「8で割って3余る正の整数は3つ以下の平方数で表される」定理の証明をわかりやすく解説

数学

数論には、整数の性質を平方数の和で表す美しい定理が数多く存在します。その中でも「8で割ると3余る正の整数は、三つ以下の平方数の和で表される」という性質は、平方数と合同式の関係を利用して証明されます。この記事では、この定理がなぜ成り立つのか、どのような考え方で証明するのかを順番に解説します。

定理の意味を確認する

まず、「8で割って3余る正の整数」とは、整数nが8k+3という形で表される数のことです。例えば、3、11、19、27、35などが該当します。

このような整数について、「三つ以下の平方数で表される」というのは、ある整数a、b、cを使ってn=a²+b²+c²と表せるという意味です。

例えば11の場合、11=3²+1²+1²と書けます。
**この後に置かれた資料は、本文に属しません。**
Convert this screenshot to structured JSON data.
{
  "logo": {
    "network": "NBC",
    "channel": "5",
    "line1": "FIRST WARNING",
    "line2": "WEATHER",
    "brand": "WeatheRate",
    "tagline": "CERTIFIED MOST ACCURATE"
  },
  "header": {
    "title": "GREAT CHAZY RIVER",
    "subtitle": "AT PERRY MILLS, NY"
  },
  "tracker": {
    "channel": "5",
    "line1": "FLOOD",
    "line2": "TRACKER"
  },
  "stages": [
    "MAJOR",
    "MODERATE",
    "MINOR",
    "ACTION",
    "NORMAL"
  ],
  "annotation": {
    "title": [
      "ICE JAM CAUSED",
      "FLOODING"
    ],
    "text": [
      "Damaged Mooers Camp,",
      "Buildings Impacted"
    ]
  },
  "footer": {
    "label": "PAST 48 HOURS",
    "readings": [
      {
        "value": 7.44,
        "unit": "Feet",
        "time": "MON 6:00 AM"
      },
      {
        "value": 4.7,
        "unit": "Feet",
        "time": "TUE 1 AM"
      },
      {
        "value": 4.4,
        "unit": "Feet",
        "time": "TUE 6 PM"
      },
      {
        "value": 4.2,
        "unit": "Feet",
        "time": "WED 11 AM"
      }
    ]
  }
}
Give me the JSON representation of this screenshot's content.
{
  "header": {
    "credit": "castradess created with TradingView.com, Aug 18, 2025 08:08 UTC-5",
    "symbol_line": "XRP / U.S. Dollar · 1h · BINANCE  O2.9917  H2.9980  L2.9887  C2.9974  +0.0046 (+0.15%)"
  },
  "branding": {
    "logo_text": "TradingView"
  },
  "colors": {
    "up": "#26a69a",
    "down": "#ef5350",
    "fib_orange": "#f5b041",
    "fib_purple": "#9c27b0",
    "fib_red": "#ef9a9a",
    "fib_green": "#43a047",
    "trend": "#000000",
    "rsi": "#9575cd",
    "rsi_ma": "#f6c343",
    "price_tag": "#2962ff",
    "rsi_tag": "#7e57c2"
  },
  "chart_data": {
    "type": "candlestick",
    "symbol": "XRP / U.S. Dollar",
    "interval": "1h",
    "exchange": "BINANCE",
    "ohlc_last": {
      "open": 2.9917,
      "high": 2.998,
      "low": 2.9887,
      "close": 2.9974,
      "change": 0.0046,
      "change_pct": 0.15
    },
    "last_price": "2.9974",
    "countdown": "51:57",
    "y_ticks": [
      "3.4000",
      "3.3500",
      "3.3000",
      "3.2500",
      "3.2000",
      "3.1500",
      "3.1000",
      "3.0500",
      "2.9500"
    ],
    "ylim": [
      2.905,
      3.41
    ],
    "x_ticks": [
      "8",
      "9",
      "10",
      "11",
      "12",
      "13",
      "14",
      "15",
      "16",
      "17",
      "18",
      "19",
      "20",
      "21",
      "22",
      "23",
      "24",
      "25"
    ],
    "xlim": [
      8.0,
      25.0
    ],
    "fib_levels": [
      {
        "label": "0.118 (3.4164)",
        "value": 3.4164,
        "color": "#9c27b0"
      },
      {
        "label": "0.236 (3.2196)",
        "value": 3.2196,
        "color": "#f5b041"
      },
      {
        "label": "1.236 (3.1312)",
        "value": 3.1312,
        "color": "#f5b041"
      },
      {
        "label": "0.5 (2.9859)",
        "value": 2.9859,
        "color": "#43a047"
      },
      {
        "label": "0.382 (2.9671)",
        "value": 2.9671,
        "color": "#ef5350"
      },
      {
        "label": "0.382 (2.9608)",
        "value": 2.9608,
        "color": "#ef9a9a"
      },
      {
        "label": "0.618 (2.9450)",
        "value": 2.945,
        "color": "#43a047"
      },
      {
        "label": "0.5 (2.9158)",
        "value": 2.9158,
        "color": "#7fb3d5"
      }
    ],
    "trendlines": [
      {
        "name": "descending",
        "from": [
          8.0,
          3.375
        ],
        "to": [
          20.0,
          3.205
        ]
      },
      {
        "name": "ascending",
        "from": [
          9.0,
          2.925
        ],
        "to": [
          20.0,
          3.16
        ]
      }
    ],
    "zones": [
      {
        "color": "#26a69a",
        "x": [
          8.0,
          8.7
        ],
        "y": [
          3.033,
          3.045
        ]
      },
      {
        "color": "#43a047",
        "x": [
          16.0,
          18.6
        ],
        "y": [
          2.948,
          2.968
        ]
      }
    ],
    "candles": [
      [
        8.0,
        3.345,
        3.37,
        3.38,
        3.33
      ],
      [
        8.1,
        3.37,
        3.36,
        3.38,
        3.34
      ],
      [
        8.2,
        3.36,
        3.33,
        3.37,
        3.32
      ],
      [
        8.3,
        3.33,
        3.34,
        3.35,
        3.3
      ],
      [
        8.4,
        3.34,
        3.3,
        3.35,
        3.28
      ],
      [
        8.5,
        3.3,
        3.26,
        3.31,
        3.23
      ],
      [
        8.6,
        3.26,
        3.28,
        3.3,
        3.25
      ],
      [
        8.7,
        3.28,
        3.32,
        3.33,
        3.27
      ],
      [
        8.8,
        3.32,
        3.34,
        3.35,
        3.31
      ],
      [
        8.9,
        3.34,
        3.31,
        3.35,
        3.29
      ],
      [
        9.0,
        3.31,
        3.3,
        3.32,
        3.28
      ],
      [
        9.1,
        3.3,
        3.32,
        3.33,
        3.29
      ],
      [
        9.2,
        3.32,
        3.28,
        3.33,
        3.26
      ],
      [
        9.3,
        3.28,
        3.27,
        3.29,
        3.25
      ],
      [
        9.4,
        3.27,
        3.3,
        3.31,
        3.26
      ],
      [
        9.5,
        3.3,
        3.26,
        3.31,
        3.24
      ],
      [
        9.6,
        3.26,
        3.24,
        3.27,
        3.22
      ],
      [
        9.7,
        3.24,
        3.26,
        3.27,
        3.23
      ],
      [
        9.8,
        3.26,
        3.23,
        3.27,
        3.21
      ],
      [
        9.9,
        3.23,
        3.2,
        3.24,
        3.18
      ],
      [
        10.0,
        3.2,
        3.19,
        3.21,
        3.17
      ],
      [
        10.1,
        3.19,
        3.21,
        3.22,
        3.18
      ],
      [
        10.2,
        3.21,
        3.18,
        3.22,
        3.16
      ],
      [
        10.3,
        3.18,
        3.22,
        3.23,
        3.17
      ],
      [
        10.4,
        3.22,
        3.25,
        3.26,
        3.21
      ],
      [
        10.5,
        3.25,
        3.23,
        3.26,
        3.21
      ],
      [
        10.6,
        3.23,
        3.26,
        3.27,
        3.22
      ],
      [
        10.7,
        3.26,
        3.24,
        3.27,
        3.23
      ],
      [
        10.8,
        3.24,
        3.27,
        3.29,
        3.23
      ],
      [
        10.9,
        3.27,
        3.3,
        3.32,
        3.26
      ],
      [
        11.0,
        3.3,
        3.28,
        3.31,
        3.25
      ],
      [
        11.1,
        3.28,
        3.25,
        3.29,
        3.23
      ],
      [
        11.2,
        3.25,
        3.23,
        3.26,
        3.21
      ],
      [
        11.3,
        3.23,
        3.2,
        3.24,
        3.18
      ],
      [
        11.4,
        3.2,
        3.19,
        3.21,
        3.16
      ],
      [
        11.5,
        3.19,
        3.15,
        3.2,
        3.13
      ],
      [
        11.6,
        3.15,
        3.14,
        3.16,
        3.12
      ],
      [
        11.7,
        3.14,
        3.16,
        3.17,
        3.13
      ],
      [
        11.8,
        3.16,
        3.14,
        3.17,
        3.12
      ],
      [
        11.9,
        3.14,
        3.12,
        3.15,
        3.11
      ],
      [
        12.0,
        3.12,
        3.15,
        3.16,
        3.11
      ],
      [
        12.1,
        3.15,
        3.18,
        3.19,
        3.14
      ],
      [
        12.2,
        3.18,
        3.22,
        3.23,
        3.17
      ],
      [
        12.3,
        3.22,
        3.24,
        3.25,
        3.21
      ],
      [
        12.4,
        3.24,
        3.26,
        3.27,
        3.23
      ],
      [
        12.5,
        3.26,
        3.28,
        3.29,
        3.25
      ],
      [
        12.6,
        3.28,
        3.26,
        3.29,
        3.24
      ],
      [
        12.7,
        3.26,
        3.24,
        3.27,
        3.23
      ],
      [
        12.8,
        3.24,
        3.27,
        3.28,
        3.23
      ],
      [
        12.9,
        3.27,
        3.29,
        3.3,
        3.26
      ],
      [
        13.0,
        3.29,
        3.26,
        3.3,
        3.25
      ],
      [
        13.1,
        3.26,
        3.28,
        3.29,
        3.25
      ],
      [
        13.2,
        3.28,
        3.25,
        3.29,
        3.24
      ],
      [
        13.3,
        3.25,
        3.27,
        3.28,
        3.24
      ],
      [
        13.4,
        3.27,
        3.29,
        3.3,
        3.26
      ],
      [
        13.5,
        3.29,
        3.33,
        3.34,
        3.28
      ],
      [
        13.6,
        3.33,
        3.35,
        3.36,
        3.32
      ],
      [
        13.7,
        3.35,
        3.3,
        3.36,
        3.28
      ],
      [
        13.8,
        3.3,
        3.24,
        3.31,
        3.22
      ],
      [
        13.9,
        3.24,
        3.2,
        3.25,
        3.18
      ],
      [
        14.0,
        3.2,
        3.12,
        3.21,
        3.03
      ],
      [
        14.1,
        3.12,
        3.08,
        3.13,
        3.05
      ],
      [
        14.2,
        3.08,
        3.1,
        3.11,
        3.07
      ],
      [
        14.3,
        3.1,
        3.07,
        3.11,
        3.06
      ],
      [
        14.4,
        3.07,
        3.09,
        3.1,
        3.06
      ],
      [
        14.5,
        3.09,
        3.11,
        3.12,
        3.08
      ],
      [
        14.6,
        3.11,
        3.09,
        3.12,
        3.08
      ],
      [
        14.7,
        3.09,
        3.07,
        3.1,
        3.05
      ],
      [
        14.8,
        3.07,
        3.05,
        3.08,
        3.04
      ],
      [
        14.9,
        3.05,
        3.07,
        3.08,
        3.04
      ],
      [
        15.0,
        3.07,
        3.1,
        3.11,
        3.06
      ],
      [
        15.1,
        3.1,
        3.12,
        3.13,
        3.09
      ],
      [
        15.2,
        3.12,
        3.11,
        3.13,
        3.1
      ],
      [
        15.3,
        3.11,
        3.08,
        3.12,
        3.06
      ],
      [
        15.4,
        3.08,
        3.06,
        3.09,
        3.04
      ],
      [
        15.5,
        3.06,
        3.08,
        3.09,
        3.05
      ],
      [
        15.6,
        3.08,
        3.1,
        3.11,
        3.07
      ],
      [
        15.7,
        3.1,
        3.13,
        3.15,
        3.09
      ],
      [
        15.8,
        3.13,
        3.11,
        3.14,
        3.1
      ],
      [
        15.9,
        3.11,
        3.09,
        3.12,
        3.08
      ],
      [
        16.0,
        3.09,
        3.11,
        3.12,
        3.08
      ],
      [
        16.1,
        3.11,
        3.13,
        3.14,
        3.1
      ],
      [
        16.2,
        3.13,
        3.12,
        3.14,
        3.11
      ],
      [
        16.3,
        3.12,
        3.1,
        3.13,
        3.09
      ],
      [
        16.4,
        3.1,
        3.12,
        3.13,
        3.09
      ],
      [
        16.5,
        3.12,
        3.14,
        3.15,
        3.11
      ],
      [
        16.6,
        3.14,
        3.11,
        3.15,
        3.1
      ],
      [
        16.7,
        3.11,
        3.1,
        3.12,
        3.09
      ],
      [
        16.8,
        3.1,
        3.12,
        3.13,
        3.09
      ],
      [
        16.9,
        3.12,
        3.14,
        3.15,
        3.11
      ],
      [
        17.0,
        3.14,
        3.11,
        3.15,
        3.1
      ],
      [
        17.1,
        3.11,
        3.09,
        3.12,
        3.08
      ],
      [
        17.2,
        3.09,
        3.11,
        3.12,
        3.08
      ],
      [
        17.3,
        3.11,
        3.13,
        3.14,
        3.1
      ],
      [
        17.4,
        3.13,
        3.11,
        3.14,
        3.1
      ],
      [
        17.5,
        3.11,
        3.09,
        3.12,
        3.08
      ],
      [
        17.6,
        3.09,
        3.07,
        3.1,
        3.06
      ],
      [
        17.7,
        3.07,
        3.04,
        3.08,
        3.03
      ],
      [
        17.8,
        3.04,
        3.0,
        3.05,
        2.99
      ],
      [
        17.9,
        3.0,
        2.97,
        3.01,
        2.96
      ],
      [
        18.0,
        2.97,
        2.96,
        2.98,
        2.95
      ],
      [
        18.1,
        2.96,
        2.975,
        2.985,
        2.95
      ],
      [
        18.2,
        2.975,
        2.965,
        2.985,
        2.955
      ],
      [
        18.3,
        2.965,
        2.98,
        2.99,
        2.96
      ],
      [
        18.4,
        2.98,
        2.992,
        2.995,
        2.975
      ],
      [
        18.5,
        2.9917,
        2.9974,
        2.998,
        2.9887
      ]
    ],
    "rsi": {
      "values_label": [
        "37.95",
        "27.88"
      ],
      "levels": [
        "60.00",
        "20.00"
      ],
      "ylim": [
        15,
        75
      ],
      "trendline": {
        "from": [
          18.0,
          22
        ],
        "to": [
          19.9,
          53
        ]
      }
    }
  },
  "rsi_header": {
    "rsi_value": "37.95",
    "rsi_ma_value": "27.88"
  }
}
このように、条件を満たす整数は3個以内の平方数の和として表現できます。

平方数を8で割った余りを調べる

証明の基本となるのは、平方数を8で割ったときの余りを調べることです。整数mを8で分類すると、mは0から7までのいずれかの余りを持ちます。

それぞれを平方すると、平方数の8で割った余りは必ず0、1、4のいずれかになります。

実際に確認すると、0²=0、1²=1、2²=4、3²=9≡1、4²=16≡0、5²=25≡1、6²=36≡4、7²=49≡1となります。

3つの平方数の和で表せる理由

次に、8で割ると3余る数について考えます。平方数の余りは0、1、4しかありません。

3つの平方数の和を考えると、例えば1+1+1=3となります。そのため、8で3余る数は、少なくとも余りの条件としては3つの平方数の和で表現できる可能性があります。

しかし、この余りの確認だけではすべての数について証明したことにはなりません。ここで重要になるのが、より大きな数論の結果である「ルジャンドルの三平方定理」です。

ルジャンドルの三平方定理との関係

「すべての正整数は3つ以下の平方数の和で表されるか」という問題については、ルジャンドルの三平方定理によって完全に解決されています。

ルジャンドルの三平方定理では、正整数nが3つの平方数の和で表せない条件が示されています。その条件は、nが4^a(8b+7)という形になる場合です。

つまり、nが8で割って3余る数の場合は、8b+7の形ではありません。そのため、三平方数で表せない例外条件には当てはまらず、必ず3つ以下の平方数の和として表せます。

証明の流れをまとめる

この定理の証明を理解するには、次の流れで考えると分かりやすくなります。

まず、平方数の8で割った余りが0、1、4しかないことを確認します。次に、三平方数で表せない整数についての一般的な条件を調べます。

ルジャンドルの三平方定理より、表せない整数は4^a(8b+7)型だけです。8で割って3余る整数はこの形ではないため、必ず三平方数の和で表現できます。

具体例で確認してみる

8で割って3余る整数をいくつか実際に表してみると、この性質を確認できます。

3は3=1²+1²+1²、11は11=3²+1²+1²、19は19=4²+1²+1²、27は27=5²+1²+1²のように表せます。

このように小さい数では簡単に見つけることができますが、大きな数になると直接表現を探すことは難しくなります。そのため、数学ではこのような一般的な定理を利用して証明します。

まとめ|合同式と三平方定理が証明の鍵

「8で割って3余る正の整数は、三つ以下の平方数で表される」という性質は、単なる計算ではなく整数論の重要な定理を利用して証明されます。

ポイントは、平方数の余りを調べることと、ルジャンドルの三平方定理によって平方数の和で表せない整数の条件を利用することです。

この定理は、整数の分類と平方数の性質が結びついた数論の代表的な例であり、合同式を使った証明の考え方を学ぶ上でも重要なテーマです。